During a hearing today on SB276, a proposal released only yesterday that would fundamentally change the landscape of Alabama’s nascent medical cannabis program, would have probably been less one-sided if the proposal called for all Alabamians to sing the University of Georgia fight song every morning.
I wrote about this unfortunate proposal yesterday, and while I suspected that it would not have much popular support, I was floored by the overwhelming opposition expressed to the proposal in a Senate hearing today. If the sponsors believed that holding a hearing less than a day after introducing such significant legislation would somehow mute the opposition, those hopes were dashed when two overflow rooms were needed to accommodate the members of the press and public who attended the hearing. Of the approximately two dozen members of the public who spoke at the meeting (each allotted a robust two minutes of speaking time), I counted exactly two who spoke in favor of the bill.

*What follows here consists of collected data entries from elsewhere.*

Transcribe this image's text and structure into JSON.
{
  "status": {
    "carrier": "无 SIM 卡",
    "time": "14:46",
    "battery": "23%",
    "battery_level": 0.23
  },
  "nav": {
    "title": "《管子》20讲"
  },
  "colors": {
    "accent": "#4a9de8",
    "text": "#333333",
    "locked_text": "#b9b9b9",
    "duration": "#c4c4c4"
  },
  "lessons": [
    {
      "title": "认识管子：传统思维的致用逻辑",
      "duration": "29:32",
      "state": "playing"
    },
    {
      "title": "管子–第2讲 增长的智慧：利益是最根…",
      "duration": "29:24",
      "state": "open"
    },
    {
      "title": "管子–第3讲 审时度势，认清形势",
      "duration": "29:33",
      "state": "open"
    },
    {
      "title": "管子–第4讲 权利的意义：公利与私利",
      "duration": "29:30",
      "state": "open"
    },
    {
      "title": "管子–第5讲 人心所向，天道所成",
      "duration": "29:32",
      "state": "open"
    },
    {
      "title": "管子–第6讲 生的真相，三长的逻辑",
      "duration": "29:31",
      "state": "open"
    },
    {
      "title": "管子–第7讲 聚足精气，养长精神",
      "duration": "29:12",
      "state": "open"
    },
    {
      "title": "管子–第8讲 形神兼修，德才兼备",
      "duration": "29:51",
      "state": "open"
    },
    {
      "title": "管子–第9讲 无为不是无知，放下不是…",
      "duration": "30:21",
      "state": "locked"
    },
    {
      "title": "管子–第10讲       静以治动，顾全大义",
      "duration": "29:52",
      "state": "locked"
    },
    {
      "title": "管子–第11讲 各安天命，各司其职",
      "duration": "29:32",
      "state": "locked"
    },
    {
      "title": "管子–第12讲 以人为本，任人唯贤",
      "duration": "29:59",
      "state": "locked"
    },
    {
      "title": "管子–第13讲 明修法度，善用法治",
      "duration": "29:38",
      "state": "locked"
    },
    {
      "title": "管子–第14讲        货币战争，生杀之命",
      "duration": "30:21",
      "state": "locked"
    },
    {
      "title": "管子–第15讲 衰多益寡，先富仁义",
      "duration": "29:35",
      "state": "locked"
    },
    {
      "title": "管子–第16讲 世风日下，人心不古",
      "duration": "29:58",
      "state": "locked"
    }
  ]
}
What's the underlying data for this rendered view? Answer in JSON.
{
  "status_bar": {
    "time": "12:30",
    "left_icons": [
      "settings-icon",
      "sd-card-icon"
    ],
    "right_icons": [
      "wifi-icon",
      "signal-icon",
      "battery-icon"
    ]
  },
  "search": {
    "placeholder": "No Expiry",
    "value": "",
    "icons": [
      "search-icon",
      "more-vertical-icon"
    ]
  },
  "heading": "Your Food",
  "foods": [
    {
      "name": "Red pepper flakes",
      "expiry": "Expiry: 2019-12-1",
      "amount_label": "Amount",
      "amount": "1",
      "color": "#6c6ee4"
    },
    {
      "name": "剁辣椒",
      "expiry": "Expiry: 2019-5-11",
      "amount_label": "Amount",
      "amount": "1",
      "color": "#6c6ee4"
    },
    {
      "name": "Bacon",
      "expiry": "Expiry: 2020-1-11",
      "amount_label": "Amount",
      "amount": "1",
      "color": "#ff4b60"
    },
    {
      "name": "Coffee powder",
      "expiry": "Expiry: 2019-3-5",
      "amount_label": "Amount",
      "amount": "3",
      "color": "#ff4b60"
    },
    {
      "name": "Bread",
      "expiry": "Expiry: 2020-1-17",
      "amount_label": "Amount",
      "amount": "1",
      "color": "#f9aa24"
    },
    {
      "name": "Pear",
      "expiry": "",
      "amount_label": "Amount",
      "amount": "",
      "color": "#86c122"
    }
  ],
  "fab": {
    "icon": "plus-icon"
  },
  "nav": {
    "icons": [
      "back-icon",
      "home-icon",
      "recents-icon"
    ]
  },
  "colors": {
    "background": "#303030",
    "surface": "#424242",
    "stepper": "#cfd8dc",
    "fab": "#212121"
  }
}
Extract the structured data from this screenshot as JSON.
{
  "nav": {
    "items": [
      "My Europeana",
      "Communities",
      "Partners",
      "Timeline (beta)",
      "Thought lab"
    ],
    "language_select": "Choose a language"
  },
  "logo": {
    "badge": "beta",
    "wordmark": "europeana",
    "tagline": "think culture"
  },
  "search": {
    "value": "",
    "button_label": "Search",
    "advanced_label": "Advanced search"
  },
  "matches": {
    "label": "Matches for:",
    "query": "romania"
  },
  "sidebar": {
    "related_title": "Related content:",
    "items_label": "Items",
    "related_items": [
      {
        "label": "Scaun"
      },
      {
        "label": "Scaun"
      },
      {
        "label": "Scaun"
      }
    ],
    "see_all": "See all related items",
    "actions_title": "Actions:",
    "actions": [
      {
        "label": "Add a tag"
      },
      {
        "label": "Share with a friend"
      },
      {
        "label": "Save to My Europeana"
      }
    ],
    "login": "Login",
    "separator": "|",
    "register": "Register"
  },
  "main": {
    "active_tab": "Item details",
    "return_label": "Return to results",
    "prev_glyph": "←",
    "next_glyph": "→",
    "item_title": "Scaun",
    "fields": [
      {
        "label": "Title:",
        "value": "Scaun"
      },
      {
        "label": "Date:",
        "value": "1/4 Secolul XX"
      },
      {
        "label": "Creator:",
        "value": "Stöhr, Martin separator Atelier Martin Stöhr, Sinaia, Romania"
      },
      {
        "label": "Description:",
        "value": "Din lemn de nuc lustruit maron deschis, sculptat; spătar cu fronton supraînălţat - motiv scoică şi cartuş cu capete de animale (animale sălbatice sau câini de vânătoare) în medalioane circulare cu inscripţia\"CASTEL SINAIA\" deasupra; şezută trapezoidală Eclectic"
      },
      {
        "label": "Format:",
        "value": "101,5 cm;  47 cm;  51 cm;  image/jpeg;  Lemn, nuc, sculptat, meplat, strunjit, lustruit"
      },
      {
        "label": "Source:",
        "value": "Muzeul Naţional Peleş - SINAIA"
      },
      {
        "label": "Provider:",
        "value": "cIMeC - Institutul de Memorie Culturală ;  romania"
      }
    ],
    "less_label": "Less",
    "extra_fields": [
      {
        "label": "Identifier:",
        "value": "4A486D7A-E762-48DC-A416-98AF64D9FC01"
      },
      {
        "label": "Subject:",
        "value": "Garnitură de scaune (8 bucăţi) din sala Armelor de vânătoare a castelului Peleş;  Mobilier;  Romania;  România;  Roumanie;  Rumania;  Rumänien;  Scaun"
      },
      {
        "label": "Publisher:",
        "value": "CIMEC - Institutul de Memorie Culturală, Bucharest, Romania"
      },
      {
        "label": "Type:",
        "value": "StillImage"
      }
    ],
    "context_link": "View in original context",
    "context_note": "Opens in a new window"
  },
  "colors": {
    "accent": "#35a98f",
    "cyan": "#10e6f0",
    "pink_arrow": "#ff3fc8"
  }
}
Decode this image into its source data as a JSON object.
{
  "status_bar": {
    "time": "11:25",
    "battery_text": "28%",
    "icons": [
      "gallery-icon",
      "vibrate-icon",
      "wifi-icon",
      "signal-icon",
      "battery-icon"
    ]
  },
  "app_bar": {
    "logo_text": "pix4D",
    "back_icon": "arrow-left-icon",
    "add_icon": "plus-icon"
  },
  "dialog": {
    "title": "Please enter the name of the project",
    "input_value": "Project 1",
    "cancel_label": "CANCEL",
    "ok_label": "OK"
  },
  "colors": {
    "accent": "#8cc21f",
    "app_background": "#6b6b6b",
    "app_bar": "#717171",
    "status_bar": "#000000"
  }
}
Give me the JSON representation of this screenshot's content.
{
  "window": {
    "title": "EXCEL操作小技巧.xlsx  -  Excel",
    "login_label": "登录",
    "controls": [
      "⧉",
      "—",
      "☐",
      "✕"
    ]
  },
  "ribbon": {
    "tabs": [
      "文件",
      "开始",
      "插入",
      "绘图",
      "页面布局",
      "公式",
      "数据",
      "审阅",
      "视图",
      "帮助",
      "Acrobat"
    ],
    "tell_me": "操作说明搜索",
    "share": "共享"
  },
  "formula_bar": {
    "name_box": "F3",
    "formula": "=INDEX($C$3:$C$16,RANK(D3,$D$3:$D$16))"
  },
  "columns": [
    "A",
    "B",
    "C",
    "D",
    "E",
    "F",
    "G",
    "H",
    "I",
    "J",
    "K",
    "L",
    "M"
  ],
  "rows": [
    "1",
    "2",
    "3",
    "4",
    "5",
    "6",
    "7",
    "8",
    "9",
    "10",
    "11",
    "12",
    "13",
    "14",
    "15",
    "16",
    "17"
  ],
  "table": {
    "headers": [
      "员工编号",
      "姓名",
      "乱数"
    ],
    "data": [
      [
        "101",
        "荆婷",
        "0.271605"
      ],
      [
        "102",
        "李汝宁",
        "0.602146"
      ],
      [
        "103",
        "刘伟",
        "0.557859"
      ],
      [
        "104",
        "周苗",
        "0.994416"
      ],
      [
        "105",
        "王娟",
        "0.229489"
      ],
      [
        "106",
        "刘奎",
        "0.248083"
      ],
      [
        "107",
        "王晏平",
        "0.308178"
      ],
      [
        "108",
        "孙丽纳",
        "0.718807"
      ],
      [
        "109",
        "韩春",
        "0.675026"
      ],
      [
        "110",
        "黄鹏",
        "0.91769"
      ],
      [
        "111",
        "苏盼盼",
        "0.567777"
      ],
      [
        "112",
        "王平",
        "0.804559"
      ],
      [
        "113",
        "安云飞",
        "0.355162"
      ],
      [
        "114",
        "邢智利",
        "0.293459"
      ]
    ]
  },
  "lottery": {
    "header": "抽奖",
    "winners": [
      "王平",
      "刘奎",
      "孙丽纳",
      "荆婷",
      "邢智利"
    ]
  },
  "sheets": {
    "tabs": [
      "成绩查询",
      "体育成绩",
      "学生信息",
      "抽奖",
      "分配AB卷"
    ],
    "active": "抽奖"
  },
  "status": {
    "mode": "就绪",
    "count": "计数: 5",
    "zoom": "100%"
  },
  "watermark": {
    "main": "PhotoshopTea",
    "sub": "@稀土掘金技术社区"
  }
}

At the end of the hearing, Sen. David Sessions noted that he believed SB276 was a good proposal because it created a free market, and he noted that free markets bring out the best in operators. On the one hand, there is an obvious appeal to free markets, and in most cases, you’ll find no bigger proponent of free markets than this author. But believing a free market is good for a controlled substance like medical cannabis represents a fundamental misunderstanding of how the cannabis industry works and the risks of companies failing. If a system is created that essentially encourages most businesses to fail in order to discern the strongest ones, that may not be a problem if the market is for toaster ovens and the businesses can simply file for bankruptcy. Cannabis companies generally cannot file for bankruptcy. What they can do, however, is cut corners to decrease costs. They’ll stop spending the necessary resources on product testing, security, and safe packaging because the prices they can command will be nowhere near their projections once the market is flooded by three times as many operators. In a system supposedly designed to help the most vulnerable Alabamians, it’s hard to imagine why that system should promote products that are less safe.
I doubt very much that this legislation is going anywhere, and that is a good thing. As I’ve said before, there are reasonable revisions that could improve Alabama’s medical cannabis program. SB276, however, has the twin faults of (1) being almost universally unpopular and (2) creating a system that virtually ensures an oversupply of marijuana that will lead to failing operators, cutting corners, insufficient oversight, and a diversion of controlled substances to the black market once operators realize they are unable to operate at a profit given the imbalance between supply and demand.
To be fair to Sens. Tim Melson and Sessions (and particularly Sen. Melson, who was the architect of Alabama’s current medical cannabis program), I believe they are both well-intentioned public servants and that they believed SB276 would help pull the medical cannabis program out of its current inertia. I also believe they were poorly served by those who suggested the course of action proposed in SB276.